We're living longer – but poorest still die too early
SCOTTISH life expectancy has continued to rise over the past decade, though there are still "unacceptable inequalities" between areas, new statistics have shown.
Male Scots born between 2006 and 2008 are expected to live to 75, while baby girls' life expectancy is 79.9 years.
That is higher than it was ten years ago, when life expectancy rates for males were 72.4 years and 78.1 for females.
However, the report, published by the Registrar General for Scotland, shows that Scotland's figures are still lower than the UK average of 77.3 years for men and 81.7 years for women, and that Scots continue to have the lowest life expectancy in western Europe.
Only the Eastern European states that joined the EU in 2004 and 2007 have lower figures.
Scottish men can expect to live at least one year less than the EU average, and Scottish women can expect to live two years less. For both, the expectation of life is around four years lower than the countries with the highest.
Minister for public health and sport Shona Robison said: "Health in Scotland is improving but not quickly enough, and unacceptable inequalities continue to blight the lives of our most deprived communities.
"The removal of health inequalities will not be achieved overnight. But these statistics show that this government's commitment to tackling these as a matter of priority is both right and, I believe, achievable."
Although some areas had very small increases, life expectancy has not declined anywhere in the past decade.
Glasgow City continues to have the lowest life expectancy for both men and women, 70.7 and 77.2 respectively. The council area with the highest life expectancy was East Dunbartonshire: 78 years and 82.5 years for men and women respectively.
Opposition parties and medical bodies yesterday said that emphasis had to be placed on closing the "health gap".
BMA Scotland chairman Dr Brian Keighley said: "I am pleased that health is improving, although the improvement is greater in more affluent areas.
"It is unacceptable that men living in the most disadvantaged parts of Scotland have a reduced life expectancy of more than seven years compared to wealthier areas."
Dr Keighley argued co-ordination between different government departments was needed to "ensure policy in one area doesn't undermine another" in tackling the problem.
Liberal Democrat health spokesman Ross Finnie said: "Poverty and deprivation continue to blight the life chances of too many people in Scotland.
"The answer to increasing life expectancy is for the SNP government to tackle the root causes of poverty and close the health gap."

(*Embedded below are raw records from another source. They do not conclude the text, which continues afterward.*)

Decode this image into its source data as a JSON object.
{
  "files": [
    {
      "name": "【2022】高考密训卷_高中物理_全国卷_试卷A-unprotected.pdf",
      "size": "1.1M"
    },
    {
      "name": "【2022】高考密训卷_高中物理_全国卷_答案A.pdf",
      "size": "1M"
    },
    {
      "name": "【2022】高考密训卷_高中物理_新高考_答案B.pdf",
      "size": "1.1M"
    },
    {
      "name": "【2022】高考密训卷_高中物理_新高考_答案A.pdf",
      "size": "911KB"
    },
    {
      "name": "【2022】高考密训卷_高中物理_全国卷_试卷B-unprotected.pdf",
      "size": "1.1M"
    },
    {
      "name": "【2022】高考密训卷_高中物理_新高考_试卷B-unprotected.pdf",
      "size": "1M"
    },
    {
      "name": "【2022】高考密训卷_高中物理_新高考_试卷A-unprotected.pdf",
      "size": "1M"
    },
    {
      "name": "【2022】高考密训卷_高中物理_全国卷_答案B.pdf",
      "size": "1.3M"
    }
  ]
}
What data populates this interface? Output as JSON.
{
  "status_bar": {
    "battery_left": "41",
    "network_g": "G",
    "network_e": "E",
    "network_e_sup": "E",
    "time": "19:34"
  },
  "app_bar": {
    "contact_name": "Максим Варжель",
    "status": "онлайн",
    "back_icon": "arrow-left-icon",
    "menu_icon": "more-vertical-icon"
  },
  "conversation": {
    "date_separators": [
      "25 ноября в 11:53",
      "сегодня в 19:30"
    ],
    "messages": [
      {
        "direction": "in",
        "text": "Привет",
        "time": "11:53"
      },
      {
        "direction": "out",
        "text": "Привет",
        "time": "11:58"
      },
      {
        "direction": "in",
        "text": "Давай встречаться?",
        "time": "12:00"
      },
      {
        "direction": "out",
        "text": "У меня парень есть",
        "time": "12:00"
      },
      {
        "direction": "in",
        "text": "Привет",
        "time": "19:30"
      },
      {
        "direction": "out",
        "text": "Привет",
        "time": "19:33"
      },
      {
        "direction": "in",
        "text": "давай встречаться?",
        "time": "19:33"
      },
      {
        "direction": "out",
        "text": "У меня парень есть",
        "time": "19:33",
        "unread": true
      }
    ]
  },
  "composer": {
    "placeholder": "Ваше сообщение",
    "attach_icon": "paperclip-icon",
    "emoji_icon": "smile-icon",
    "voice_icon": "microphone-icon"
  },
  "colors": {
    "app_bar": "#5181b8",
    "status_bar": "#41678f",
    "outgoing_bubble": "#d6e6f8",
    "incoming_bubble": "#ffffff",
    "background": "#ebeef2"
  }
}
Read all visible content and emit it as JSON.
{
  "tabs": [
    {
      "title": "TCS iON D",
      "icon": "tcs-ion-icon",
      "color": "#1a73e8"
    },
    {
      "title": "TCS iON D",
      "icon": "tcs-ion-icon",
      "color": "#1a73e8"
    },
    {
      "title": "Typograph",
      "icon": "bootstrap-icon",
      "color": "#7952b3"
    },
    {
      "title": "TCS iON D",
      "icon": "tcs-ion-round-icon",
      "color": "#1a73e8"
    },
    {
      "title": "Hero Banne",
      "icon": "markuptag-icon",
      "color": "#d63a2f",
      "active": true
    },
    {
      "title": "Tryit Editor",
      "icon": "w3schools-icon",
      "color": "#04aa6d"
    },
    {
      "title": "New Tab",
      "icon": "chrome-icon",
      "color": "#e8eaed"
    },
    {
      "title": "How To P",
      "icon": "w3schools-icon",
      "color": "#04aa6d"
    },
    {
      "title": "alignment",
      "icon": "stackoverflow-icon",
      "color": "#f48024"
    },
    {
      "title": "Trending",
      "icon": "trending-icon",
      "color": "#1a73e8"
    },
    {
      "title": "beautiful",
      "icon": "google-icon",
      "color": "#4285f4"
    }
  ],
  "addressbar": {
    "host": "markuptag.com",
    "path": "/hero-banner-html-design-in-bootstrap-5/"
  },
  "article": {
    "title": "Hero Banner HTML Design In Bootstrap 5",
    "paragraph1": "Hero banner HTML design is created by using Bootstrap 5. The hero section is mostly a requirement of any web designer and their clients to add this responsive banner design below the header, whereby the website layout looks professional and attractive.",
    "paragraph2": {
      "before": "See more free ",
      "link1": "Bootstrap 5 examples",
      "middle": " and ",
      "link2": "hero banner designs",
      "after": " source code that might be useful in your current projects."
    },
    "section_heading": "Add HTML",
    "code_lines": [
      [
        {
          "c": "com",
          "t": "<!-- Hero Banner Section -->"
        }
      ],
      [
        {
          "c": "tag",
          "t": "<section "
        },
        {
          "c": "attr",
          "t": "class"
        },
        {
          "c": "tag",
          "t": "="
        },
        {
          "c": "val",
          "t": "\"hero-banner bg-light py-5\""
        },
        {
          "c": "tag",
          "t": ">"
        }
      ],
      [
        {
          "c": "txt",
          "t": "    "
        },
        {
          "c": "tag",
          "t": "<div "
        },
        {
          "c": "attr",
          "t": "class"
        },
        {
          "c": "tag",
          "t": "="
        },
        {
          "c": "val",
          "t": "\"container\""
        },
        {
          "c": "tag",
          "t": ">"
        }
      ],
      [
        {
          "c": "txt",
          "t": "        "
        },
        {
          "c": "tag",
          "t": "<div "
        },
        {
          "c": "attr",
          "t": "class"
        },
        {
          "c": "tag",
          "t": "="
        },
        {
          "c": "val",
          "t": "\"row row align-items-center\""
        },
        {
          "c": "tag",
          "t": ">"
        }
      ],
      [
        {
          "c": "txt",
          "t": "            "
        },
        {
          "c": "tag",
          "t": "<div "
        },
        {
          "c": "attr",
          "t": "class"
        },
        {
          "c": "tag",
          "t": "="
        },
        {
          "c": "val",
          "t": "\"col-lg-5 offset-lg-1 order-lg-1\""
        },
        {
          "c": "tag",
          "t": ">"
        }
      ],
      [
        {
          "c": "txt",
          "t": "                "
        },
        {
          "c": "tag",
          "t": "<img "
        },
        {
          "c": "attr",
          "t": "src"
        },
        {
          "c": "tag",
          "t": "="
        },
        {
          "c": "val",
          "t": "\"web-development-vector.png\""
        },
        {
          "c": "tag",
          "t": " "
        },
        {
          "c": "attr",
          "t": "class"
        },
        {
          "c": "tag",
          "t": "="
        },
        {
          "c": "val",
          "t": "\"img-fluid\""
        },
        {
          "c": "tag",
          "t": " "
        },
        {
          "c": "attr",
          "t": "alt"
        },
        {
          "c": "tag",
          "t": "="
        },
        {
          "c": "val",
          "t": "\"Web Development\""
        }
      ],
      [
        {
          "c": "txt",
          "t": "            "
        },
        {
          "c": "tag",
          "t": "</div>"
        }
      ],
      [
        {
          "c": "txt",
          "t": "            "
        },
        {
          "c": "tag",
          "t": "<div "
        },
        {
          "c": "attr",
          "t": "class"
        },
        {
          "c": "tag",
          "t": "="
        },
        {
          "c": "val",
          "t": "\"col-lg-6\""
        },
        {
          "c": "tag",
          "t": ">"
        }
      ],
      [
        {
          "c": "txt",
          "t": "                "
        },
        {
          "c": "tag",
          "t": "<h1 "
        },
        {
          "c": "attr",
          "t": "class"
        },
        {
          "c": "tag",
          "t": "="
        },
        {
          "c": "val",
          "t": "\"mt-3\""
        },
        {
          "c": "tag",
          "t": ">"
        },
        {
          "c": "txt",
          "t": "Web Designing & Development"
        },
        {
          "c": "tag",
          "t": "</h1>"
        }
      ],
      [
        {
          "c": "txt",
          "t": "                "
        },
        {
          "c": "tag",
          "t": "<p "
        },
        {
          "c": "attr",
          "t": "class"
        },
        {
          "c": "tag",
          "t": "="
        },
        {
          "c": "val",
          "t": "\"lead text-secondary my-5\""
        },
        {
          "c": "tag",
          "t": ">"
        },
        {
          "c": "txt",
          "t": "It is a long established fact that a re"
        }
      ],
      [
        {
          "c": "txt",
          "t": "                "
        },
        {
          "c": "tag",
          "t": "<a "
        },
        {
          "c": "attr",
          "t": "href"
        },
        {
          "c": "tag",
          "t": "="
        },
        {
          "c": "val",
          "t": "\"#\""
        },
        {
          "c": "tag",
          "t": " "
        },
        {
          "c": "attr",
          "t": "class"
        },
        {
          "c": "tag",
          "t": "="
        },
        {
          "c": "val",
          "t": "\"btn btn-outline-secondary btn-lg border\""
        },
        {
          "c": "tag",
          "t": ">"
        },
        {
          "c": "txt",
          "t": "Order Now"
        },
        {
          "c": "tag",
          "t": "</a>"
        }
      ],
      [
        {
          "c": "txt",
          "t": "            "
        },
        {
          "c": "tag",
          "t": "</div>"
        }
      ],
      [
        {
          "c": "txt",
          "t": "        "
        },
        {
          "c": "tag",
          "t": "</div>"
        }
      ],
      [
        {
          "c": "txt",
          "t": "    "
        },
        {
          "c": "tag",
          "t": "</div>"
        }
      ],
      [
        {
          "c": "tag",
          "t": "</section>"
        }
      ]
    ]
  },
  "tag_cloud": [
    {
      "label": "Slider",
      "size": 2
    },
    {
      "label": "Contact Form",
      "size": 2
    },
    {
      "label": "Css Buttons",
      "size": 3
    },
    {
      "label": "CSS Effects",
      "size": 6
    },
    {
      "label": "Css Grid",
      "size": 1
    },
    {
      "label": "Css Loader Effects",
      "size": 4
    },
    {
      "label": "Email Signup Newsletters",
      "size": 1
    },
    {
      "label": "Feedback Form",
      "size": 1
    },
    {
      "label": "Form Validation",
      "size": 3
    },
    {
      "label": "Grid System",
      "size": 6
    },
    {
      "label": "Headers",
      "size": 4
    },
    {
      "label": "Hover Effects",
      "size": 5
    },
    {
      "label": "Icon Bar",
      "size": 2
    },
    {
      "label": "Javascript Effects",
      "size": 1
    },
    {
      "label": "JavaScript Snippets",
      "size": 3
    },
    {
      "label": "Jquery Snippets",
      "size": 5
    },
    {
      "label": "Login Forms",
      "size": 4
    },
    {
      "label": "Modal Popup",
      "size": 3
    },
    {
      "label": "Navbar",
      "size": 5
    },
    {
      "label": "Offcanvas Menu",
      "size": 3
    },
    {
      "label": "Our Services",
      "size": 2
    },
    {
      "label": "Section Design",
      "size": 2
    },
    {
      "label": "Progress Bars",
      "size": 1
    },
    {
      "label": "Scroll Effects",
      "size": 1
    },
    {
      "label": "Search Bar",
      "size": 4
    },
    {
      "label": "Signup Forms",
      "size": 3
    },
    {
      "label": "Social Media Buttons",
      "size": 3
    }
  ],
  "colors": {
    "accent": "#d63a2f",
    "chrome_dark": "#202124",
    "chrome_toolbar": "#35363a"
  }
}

… and don't even think about retiring early
TWO-THIRDS of workers think they will have to delay their retirement plans because of the recession, a survey has shown.
About 64 per cent of people said they thought they would now have to work for longer than planned, with 19 per cent expecting to have to work for an extra six to nine years, said an Aon Consulting poll.
People are having to rethink when they will retire because the credit crunch has caused steep falls in global stock markets, hitting the value of people's pension pots.
Aon estimates that, despite the recent stock market rally, the value of defined contribution pensions, under which the individual shoulders the risk of stock market volatility, are still 12 per cent lower than in September 2007.
But the group warned that having an older workforce could have serious knock-on effects for UK employers, such as increased salary costs, but added that there would also be benefits to retraining more experienced workers.